Pour le Président de SAS, le paiement de la flat tax se fait par un prélèvement à la source sur les dividendes distribués qui dès lors sont déclarés pour leur montant brut et ne sont plus éligibles à un abattement de 40 % comme par le passé. Toutefois, le régime de la flat tax, s’il est celui de droit commun, demeure facultatif et il est possible de bénéficier du régime antérieur de l’imposition des dividendes au barème progressif de l’impôt sur le revenu. Cette option se justifie pour le contribuable non imposable ou dont le taux marginal d’imposition est faible.

 

  • Le niveau de rémunération et d’imposition

Plus le niveau d’imposition est élevé plus vous aurez à privilégier la distribution de dividendes, de plus, les contribuables appartenant à un foyer fiscal dont le revenu de référence (RFR) de l’année N-2 est inférieur à 50 000 € pour une personne seule ou 75 000 € pour un couple soumis à imposition commune, peuvent demander à être dispensés de l’acompte de 12,8 %. Il est également possible, dans certaines conditions, que les dividendes soient imposés à l’impôt sur le revenu.
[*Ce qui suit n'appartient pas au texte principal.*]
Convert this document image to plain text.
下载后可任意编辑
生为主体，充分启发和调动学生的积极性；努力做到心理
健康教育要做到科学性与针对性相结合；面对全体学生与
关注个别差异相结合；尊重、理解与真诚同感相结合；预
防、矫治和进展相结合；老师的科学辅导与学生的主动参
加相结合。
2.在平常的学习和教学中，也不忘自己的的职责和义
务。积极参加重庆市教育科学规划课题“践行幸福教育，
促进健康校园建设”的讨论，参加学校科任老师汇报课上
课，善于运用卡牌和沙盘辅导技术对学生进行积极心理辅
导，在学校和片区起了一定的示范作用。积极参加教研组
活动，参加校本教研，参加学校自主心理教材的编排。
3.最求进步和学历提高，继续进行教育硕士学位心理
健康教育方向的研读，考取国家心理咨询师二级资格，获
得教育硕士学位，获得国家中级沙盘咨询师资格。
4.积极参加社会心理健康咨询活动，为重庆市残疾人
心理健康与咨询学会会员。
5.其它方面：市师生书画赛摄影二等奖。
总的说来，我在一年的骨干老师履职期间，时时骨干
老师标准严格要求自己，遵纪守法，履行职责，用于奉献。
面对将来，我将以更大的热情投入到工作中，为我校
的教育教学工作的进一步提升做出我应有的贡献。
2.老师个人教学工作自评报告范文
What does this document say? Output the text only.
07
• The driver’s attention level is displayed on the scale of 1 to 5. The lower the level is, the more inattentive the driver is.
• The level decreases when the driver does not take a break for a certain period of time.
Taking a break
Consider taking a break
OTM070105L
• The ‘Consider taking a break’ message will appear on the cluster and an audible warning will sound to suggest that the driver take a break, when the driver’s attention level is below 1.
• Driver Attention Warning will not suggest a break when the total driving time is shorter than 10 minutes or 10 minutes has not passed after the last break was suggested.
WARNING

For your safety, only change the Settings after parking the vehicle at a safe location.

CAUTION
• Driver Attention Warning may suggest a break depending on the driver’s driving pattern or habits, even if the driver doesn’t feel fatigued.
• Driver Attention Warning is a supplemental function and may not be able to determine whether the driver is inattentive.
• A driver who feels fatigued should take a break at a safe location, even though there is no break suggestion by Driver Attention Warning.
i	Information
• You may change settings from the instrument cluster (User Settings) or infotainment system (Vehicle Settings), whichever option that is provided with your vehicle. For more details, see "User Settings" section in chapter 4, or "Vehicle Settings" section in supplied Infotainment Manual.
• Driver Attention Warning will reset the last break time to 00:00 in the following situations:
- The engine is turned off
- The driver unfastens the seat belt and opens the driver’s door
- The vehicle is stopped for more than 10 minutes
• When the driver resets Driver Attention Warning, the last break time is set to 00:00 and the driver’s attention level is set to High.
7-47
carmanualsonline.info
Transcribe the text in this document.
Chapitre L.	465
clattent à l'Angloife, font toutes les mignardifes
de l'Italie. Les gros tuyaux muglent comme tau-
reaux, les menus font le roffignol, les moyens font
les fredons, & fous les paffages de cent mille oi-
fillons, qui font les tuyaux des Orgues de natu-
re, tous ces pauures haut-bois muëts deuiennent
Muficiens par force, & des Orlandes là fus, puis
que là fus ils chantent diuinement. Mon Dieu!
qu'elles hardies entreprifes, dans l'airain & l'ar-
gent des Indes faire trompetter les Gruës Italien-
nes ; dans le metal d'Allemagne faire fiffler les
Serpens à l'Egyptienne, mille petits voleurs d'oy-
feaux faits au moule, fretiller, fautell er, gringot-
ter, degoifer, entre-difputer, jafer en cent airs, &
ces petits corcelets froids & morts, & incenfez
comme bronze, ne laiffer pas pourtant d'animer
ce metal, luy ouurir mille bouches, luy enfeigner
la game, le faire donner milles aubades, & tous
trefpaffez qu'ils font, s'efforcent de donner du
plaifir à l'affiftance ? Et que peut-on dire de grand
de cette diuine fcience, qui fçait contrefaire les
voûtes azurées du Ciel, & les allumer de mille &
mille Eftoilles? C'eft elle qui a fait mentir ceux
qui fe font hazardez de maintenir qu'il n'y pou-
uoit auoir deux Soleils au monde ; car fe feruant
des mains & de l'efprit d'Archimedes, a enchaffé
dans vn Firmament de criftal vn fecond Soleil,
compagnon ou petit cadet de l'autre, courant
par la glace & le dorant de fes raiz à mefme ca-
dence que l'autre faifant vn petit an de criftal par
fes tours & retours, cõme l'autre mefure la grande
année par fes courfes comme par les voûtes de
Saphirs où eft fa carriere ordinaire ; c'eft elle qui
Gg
Les dirigeants les plus imposés auront tout intérêt à privilégier un mode de rémunération sous forme de dividendes, alors que les plus faiblement imposés pourraient privilégier les salaires. Un mix des deux formes de rémunération sera souvent le plus optimal.

 

  • Le besoin d’une protection sociale

La perception exclusive de dividendes n’ouvre pas droit à une protection sociale comme la maladie, l’incapacité ou l’invalidité et ne génère aucun droit supplémentaire en matière de retraite. La situation du conjoint sera également un élément à prendre en compte selon le niveau de protection souhaitée. Lorsque l’on évoque le poids des « charges sociales » pesant sur la rémunération, on oublie souvent de préciser que certaines d’entre elles ne peuvent être uniquement considérées comme des charges. En effet les cotisations retraite par exemple sont contributives et génèrent donc des droits sous forme de rémunération différée :  les futures pensions.

La recherche d’une optimisation sociale et fiscale notamment pour le dirigeant ne doit pas créer une vulnérabilité future. L’ensemble des facteurs à prendre en compte font que chaque cas de figure et unique et justifient d’avoir recours à des simulations le plus précises possible.

En conclusion, le choix du mode de rémunération de l’entrepreneur dépend d’abord de son intérêt personnel. Si les dividendes n’offrent pas de droit particulier au regard de la sécurité sociale, les charges à déduire sont inférieures à ceux qui existent pour les salaires. En fonction des revenus générés par l’entreprise, un salaire offre quant à lui plus de régularité et des avantages certains. Notamment une meilleure protection individuelle avec la sécurité sociale, la retraite, mutuelle, etc. Comme chaque cas est unique, les conseils d’un bon expert permettront de faire les bons arbitrages et orienteront l’entrepreneur pour faire le meilleur choix.